The ’98 Empire Strikes Back

His production far outstrips what even the most optimistic Yankee fan could hope to expect from Curtis Granderson, even when we factor in Bernie’s defensive shortcomings.  Sean Smith and agree that Bernie was roughly 14 runs below average that year.  But Smith’s version of WAR factors this in when it pegs Bernie as a 6 win player in ’98.  Granderson has topped that just once, and has (according to FanGraphs) never topped 3.7 wins in any other season, even with his defense factored in.
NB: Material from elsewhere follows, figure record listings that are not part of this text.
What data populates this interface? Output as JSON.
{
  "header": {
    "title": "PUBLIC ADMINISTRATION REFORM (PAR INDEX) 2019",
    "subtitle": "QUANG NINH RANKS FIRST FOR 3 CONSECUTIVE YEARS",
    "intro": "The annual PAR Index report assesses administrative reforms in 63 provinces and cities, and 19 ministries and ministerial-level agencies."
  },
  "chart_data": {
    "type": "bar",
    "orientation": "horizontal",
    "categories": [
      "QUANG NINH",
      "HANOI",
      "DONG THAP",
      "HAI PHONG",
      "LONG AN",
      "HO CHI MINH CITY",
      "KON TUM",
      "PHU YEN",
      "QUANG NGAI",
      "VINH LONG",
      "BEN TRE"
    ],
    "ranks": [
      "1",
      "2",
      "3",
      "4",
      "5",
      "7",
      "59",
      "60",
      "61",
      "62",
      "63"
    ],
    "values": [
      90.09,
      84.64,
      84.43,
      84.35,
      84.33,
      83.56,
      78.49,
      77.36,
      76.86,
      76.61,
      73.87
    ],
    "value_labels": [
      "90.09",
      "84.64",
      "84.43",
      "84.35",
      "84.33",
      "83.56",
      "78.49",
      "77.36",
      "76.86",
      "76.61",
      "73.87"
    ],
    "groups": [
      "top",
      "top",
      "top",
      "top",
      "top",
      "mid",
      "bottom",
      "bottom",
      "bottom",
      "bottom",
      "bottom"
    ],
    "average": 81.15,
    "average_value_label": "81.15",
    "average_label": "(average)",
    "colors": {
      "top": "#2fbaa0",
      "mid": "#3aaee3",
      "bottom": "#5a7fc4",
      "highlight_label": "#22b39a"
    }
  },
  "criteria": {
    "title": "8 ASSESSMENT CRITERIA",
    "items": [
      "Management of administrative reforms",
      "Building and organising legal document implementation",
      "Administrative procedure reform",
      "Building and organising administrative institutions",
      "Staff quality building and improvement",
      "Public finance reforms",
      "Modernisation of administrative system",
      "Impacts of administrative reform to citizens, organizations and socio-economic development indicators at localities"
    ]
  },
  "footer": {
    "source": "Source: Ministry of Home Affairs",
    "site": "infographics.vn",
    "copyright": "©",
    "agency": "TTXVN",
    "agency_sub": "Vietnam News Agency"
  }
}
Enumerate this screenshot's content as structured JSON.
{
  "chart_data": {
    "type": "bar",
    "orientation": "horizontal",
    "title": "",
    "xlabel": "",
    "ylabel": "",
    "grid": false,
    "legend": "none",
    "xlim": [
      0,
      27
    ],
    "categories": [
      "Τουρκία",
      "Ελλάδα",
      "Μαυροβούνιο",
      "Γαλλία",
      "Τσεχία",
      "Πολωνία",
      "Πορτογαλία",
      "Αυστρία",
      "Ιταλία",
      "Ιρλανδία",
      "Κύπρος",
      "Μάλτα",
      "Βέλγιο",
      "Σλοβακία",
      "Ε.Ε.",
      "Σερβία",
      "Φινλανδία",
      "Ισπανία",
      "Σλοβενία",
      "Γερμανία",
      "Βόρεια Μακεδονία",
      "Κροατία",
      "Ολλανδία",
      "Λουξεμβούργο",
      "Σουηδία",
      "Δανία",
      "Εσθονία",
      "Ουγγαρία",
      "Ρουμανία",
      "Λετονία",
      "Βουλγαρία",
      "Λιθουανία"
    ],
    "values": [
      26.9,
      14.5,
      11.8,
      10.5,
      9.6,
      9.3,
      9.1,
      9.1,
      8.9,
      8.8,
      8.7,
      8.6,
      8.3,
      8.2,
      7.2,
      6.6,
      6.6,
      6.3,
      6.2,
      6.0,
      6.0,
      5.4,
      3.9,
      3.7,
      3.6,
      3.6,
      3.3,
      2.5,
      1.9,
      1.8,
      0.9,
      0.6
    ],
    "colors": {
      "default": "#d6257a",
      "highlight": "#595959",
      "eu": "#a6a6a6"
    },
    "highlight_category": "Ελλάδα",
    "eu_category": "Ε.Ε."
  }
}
Like Williams, Paul O’Neill decisively played better than Nick Swisher ever has before, let alone what he is projected to do in ’10.  And while we need to dock Bernie points for his defense, Paul O’Neill was a terrific RF in ’98, according to’s Fielding Runs Above Average, saving the Yankees 11 runs.  Swisher, meanwhile, saved the Yankees just 5 with his glove.  Curtis and Gardner look like a wash, as both provide middling offense but stellar defense in LF.  And at Designated Hitter, the trio of Daryl Strawberry, Chili Davis, and Tim Raines collectively outshone what Nick Johnson is likely to do, even if he manages to stay on the field for the full year.

So who had the better offense?  Well, it seems that, actually, the teams are relatively well matched.  Look at the following chart, that examines at all of all the wOBP totals added together:

Pos 1998 / 2010
C .351 .358
1B .369 .395
2B .345 .353
3B .367 .403
SS .385 .359
LF .329 .333
CF .423 .360
RF .384 .357
DH ~.365 .363
Total 3.318 / 3.281

Now, I realize this is somewhat troublesome, in that wOBP is a ratio stat.  But given that the numerators and denominators all match one another, I figure this is a rough way to guestimate at the level that each team can play at.  And it seems like they come off awfully similar.  Indeed, the mean difference is just four points of wOBP per postion.  But if anything, it’s clear that the ’98 Yankees come out on top, and we’re not even counting their superior bench, which boasted Shane Spencer (wOBP .531) and whichever of Raines (wOBP .356) and Strawberry (wOBP .375) happened to not be in the lineup that day.  Also, we’re not looking at defense, which helped the Yankees significantly in ’98, and will be included in our discussion of the pitching and run prevention.

Let the debate continue…

2 thoughts on “The ’98 Empire Strikes Back

  1. You miscalculated Tim Raines's OPS.  It should be .778 which significantly brings down the DH's overall numbers for that year.

  2. TCM, I'm listening to opening day at Target Field over MLB radio.  Sounds like a great day to be a Twins fan.  Especially given that today, the Twins are the second favorite team of most Yankees fans (me particularly).

    Just a quick point that it may not be fair to compare the 1998 and 2010 Yankees benches.  Wasn't it the case that teams carried one or two fewer pitchers back then?  If so, then of course the 1998 bench would have been deeper.  I cannot find a 25-man opening day roster for the 1998 Yanks, but I think they carried 10 pitchers.  The 2010 version carries 12.